Steve murmured, “Hon,” and gently rolled him back onto his back. It was less pressure on his chest, a lot easier, overall, but he didn’t like to sleep on his back, because then hands could snatch at his chest, and it was safer, always, to protect his metal heart against Steve’s skin. 

Panicking a little, he squirmed, gasped, but Steve crawled over him, careful not to lean his weight on him. Tony hooked both arms around his neck and held on so tightly it had to hurt. “Oh, love,” Steve murmured, nuzzling Tony’s shoulder. He slid his own arms under the back of Tony’s shoulders, his weight on his knees to keep him from hurting Tony, the soft marble of his skin incredibly steady. “I’ve gotcha. I promise.” Humming softly, a sleepy, errant sound, Steve breathed, “Everything’s gonna be okay. Just rest.”

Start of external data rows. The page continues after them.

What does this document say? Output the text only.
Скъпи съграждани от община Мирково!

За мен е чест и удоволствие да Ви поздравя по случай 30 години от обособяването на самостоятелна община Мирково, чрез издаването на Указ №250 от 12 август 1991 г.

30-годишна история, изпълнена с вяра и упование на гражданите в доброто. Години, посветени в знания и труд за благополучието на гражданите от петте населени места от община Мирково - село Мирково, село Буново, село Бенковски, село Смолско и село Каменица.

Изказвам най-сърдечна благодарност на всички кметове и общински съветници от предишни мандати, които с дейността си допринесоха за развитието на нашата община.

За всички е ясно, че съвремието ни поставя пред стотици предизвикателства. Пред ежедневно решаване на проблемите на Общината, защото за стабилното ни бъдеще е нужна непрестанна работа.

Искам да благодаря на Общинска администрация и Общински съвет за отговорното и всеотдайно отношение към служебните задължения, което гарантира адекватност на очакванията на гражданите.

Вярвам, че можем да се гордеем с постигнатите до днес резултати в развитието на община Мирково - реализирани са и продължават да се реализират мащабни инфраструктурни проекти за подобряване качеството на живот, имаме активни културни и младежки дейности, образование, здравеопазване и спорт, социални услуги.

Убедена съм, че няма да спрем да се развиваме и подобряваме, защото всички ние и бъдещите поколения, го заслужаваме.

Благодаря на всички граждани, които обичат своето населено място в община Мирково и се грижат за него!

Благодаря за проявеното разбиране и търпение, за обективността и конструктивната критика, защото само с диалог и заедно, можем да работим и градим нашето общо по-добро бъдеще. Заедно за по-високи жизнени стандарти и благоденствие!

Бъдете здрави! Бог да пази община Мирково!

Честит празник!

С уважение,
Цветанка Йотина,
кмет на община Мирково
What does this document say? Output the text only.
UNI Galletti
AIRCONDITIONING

Tony shut his eyes, savoring the feel of him, his own grip loosening slowly. He had a vision of Steve in a hospital room chair, chin tipped towards his own shoulder, fast asleep. By staying very still, Tony had been able to watch him, to really soak in the breadth of Steve Rogers’ love for him. Steve would sleep in a hospital room before he would abandon Tony, and for a guy who hated hospitals almost as much as Tony, it was heartening. He wasn’t alone. He was never alone—Steve was there, the week that that they behind white walls, and he was here, too.

Tony dozed a little, coming to and surprising himself that Steve was still with him and not on another continent, taking care of the rest of the world. He was still Captain America, and he always would be, shield or no shield, uniform or no uniform. People needed him desperately. It was very selfish of Tony to need so much of him. But it was a point Tony was unflinching on. _I need you. I need you to be with me._

Steve had his own forehead pressed against the pillow beside him, not sleeping, almost meditating, his breathing deep and even. Tony turned towards it, kissed his cheek. Steve hummed in response. Something warmed in Tony’s chest to hear it, the promise, reiterated, a hundred times in a single two-week period. _You won’t be alone_. It was one thing to hear it, but chest-swelling to see it. 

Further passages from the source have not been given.